Friday 4 May 2012

Copy files from one server to another

In my work, I often need to copy files or whole directories between different servers. These are the ways I used often:

1. scp
scp -r directory remote:/path/to/directory

2. tar + ssh
tar -zcpf - directory | ssh remote tar -zxpf \
-C /path/to/directory
in Solaris, there is no -C -z flag, so I use:
tar -cpf - directory | ssh remote \
"(cd /path/to/directory; tar -xpf -)"

3. rsync over ssh
I have a central server, everyday there are some new files generated in one directory. I need to push this directory to remote servers everyday.
It's possible to schedule some cronjob to scp or tar + ssh this directory, But it will copy the whole directory everyday.
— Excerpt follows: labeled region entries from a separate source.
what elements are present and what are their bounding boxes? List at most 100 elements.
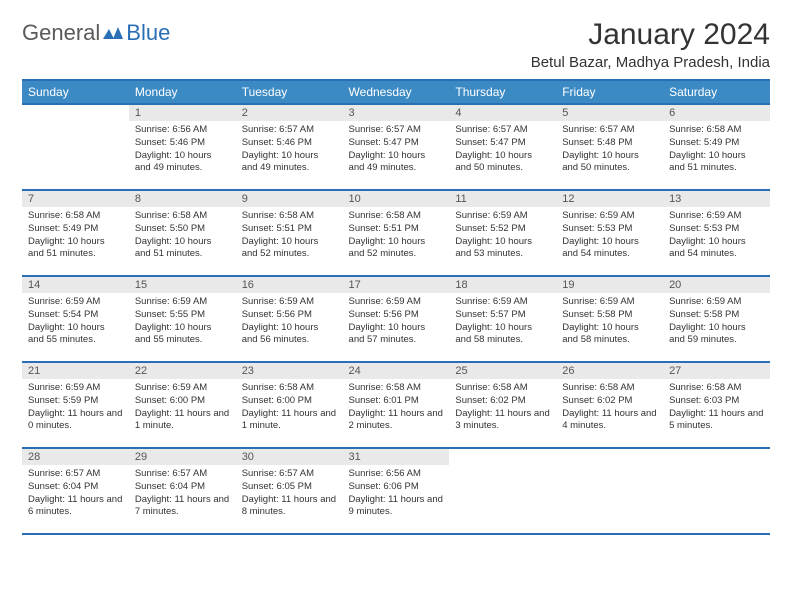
- day-info: Sunrise: 6:58 AMSunset: 5:49 PMDaylight:…: [22, 207, 129, 265]
- day-number: 22: [129, 363, 236, 379]
- day-info: Sunrise: 6:59 AMSunset: 5:53 PMDaylight:…: [663, 207, 770, 265]
- table-row: 21Sunrise: 6:59 AMSunset: 5:59 PMDayligh…: [22, 362, 770, 448]
- day-cell: 21Sunrise: 6:59 AMSunset: 5:59 PMDayligh…: [22, 362, 129, 448]
- sunset-text: Sunset: 5:59 PM: [28, 395, 123, 408]
- day-cell: 20Sunrise: 6:59 AMSunset: 5:58 PMDayligh…: [663, 276, 770, 362]
- sunset-text: Sunset: 5:46 PM: [135, 137, 230, 150]
- sunrise-text: Sunrise: 6:59 AM: [135, 382, 230, 395]
- day-info: Sunrise: 6:59 AMSunset: 5:52 PMDaylight:…: [449, 207, 556, 265]
- col-thursday: Thursday: [449, 80, 556, 104]
- day-number: 12: [556, 191, 663, 207]
- day-cell: 12 Sunrise: 6:59 AMSunset: 5:53 PMDayligh…: [556, 190, 663, 276]
- col-sunday: Sunday: [22, 80, 129, 104]
- daylight-text: Daylight: 11 hours and 9 minutes.: [349, 494, 444, 520]
- daylight-text: Daylight: 10 hours and 49 minutes.: [349, 150, 444, 176]
- sunrise-text: Sunrise: 6:59 AM: [28, 296, 123, 309]
- day-cell: 13Sunrise: 6:59 AMSunset: 5:53 PMDayligh…: [663, 190, 770, 276]
- table-row: 7Sunrise: 6:58 AMSunset: 5:49 PMDaylight…: [22, 190, 770, 276]
- day-number: 20: [663, 277, 770, 293]
- sunset-text: Sunset: 5:49 PM: [28, 223, 123, 236]
- day-number: 27: [663, 363, 770, 379]
- sunset-text: Sunset: 6:02 PM: [455, 395, 550, 408]
- day-number: 1: [129, 105, 236, 121]
- day-info: Sunrise: 6:58 AMSunset: 6:02 PMDaylight:…: [556, 379, 663, 437]
- sunset-text: Sunset: 6:04 PM: [135, 481, 230, 494]
- sunset-text: Sunset: 6:02 PM: [562, 395, 657, 408]
- table-row: 14Sunrise: 6:59 AMSunset: 5:54 PMDayligh…: [22, 276, 770, 362]
- sunset-text: Sunset: 5:50 PM: [135, 223, 230, 236]
- day-number: 21: [22, 363, 129, 379]
- daylight-text: Daylight: 10 hours and 51 minutes.: [669, 150, 764, 176]
- sunrise-text: Sunrise: 6:57 AM: [28, 468, 123, 481]
- day-info: Sunrise: 6:58 AMSunset: 5:51 PMDaylight:…: [343, 207, 450, 265]
- daylight-text: Daylight: 11 hours and 6 minutes.: [28, 494, 123, 520]
- day-info: Sunrise: 6:58 AMSunset: 5:51 PMDaylight:…: [236, 207, 343, 265]
- daylight-text: Daylight: 10 hours and 57 minutes.: [349, 322, 444, 348]
- day-cell: 9Sunrise: 6:58 AMSunset: 5:51 PMDaylight…: [236, 190, 343, 276]
- day-info: Sunrise: 6:59 AMSunset: 5:58 PMDaylight:…: [556, 293, 663, 351]
- day-cell: 3Sunrise: 6:57 AMSunset: 5:47 PMDaylight…: [343, 104, 450, 190]
- day-number: 15: [129, 277, 236, 293]
- sunset-text: Sunset: 5:58 PM: [562, 309, 657, 322]
- sunrise-text: Sunrise: 6:58 AM: [349, 382, 444, 395]
- calendar-body: 1 Sunrise: 6:56 AMSunset: 5:46 PM Daylight…: [22, 104, 770, 535]
- day-info: Sunrise: 6:58 AMSunset: 5:50 PMDaylight:…: [129, 207, 236, 265]
- sunset-text: Sunset: 5:56 PM: [242, 309, 337, 322]
- sunrise-text: Sunrise: 6:58 AM: [135, 210, 230, 223]
- daylight-text: Daylight: 11 hours and 8 minutes.: [242, 494, 337, 520]
- sunset-text: Sunset: 6:05 PM: [242, 481, 337, 494]
- sunset-text: Sunset: 5:51 PM: [349, 223, 444, 236]
- daylight-text: Daylight: 11 hours and 2 minutes.: [349, 408, 444, 434]
- day-cell: 28Sunrise: 6:57 AMSunset: 6:04 PMDayligh…: [22, 448, 129, 534]
- wave-icon: [102, 25, 124, 41]
- sunset-text: Sunset: 5:48 PM: [562, 137, 657, 150]
- day-cell: 24Sunrise: 6:58 AMSunset: 6:01 PMDayligh…: [343, 362, 450, 448]
- sunrise-text: Sunrise: 6:59 AM: [455, 296, 550, 309]
- day-cell: 4Sunrise: 6:57 AMSunset: 5:47 PMDaylight…: [449, 104, 556, 190]
- day-number: 3: [343, 105, 450, 121]
- sunrise-text: Sunrise: 6:58 AM: [349, 210, 444, 223]
- sunset-text: Sunset: 6:01 PM: [349, 395, 444, 408]
- daylight-text: Daylight: 10 hours and 58 minutes.: [455, 322, 550, 348]
- sunset-text: Sunset: 5:47 PM: [349, 137, 444, 150]
- brand-logo: General Blue: [22, 20, 170, 46]
- day-info: Sunrise: 6:59 AMSunset: 5:59 PMDaylight:…: [22, 379, 129, 437]
- day-number: 25: [449, 363, 556, 379]
- sunset-text: Sunset: 5:51 PM: [242, 223, 337, 236]
- day-info: Sunrise: 6:59 AMSunset: 5:57 PMDaylight:…: [449, 293, 556, 351]
- sunrise-text: Sunrise: 6:58 AM: [242, 382, 337, 395]
- daylight-text: Daylight: 10 hours and 54 minutes.: [669, 236, 764, 262]
- sunrise-text: Sunrise: 6:59 AM: [562, 210, 657, 223]
- col-friday: Friday: [556, 80, 663, 104]
- daylight-text: Daylight: 10 hours and 52 minutes.: [349, 236, 444, 262]
- day-cell: [22, 104, 129, 190]
- sunset-text: Sunset: 6:04 PM: [28, 481, 123, 494]
- day-number: 18: [449, 277, 556, 293]
- sunset-text: Sunset: 5:53 PM: [669, 223, 764, 236]
- sunrise-text: Sunrise: 6:58 AM: [242, 210, 337, 223]
- col-wednesday: Wednesday: [343, 80, 450, 104]
- day-number: 2: [236, 105, 343, 121]
- daylight-text: Daylight: 11 hours and 5 minutes.: [669, 408, 764, 434]
- sunrise-text: Sunrise: 6:58 AM: [28, 210, 123, 223]
- day-info: Sunrise: 6:58 AMSunset: 6:02 PMDaylight:…: [449, 379, 556, 437]
- sunrise-text: Sunrise: 6:56 AM: [135, 124, 230, 137]
- brand-first: General: [22, 20, 100, 46]
- day-cell: 19Sunrise: 6:59 AMSunset: 5:58 PMDayligh…: [556, 276, 663, 362]
- month-title: January 2024: [531, 18, 770, 52]
- day-cell: 31Sunrise: 6:56 AMSunset: 6:06 PMDayligh…: [343, 448, 450, 534]
- sunset-text: Sunset: 5:53 PM: [562, 223, 657, 236]
- table-row: 1 Sunrise: 6:56 AMSunset: 5:46 PM Daylight…: [22, 104, 770, 190]
- daylight-text: Daylight: 10 hours and 54 minutes.: [562, 236, 657, 262]
- day-info: Sunrise: 6:57 AMSunset: 6:04 PMDaylight:…: [129, 465, 236, 523]
- day-number: 24: [343, 363, 450, 379]
- day-number: 6: [663, 105, 770, 121]
- page-header: General Blue January 2024 Betul Bazar, M…: [22, 18, 770, 71]
- day-info: Sunrise: 6:58 AMSunset: 6:01 PMDaylight:…: [343, 379, 450, 437]
- day-cell: 29Sunrise: 6:57 AMSunset: 6:04 PMDayligh…: [129, 448, 236, 534]
- daylight-text: Daylight: 10 hours and 55 minutes.: [135, 322, 230, 348]
- sunset-text: Sunset: 5:56 PM: [349, 309, 444, 322]
- sunrise-text: Sunrise: 6:57 AM: [562, 124, 657, 137]
- sunrise-text: Sunrise: 6:59 AM: [669, 296, 764, 309]
- day-info: Sunrise: 6:59 AMSunset: 5:55 PMDaylight:…: [129, 293, 236, 351]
To use rsync, we only need to copy the changes to this directory.
rync -e ssh -az --delete directory \
remote:/path/to/directory

4. nc + tar
A few years ago, I need to copy huge amount of data to a remote data center in another country, while exploring ways to copy the data, I found this utility nc.
But nc doesn't encrypt the data, I only tested it within the same data center.

on remote server:
cd /path/to/directory
nc -l -p 8888 | tar -zxvf -

on source server:
tar -czf - directory | nc remote 8888

on the remote server, I used -v flag, so I could monitor the copying progress.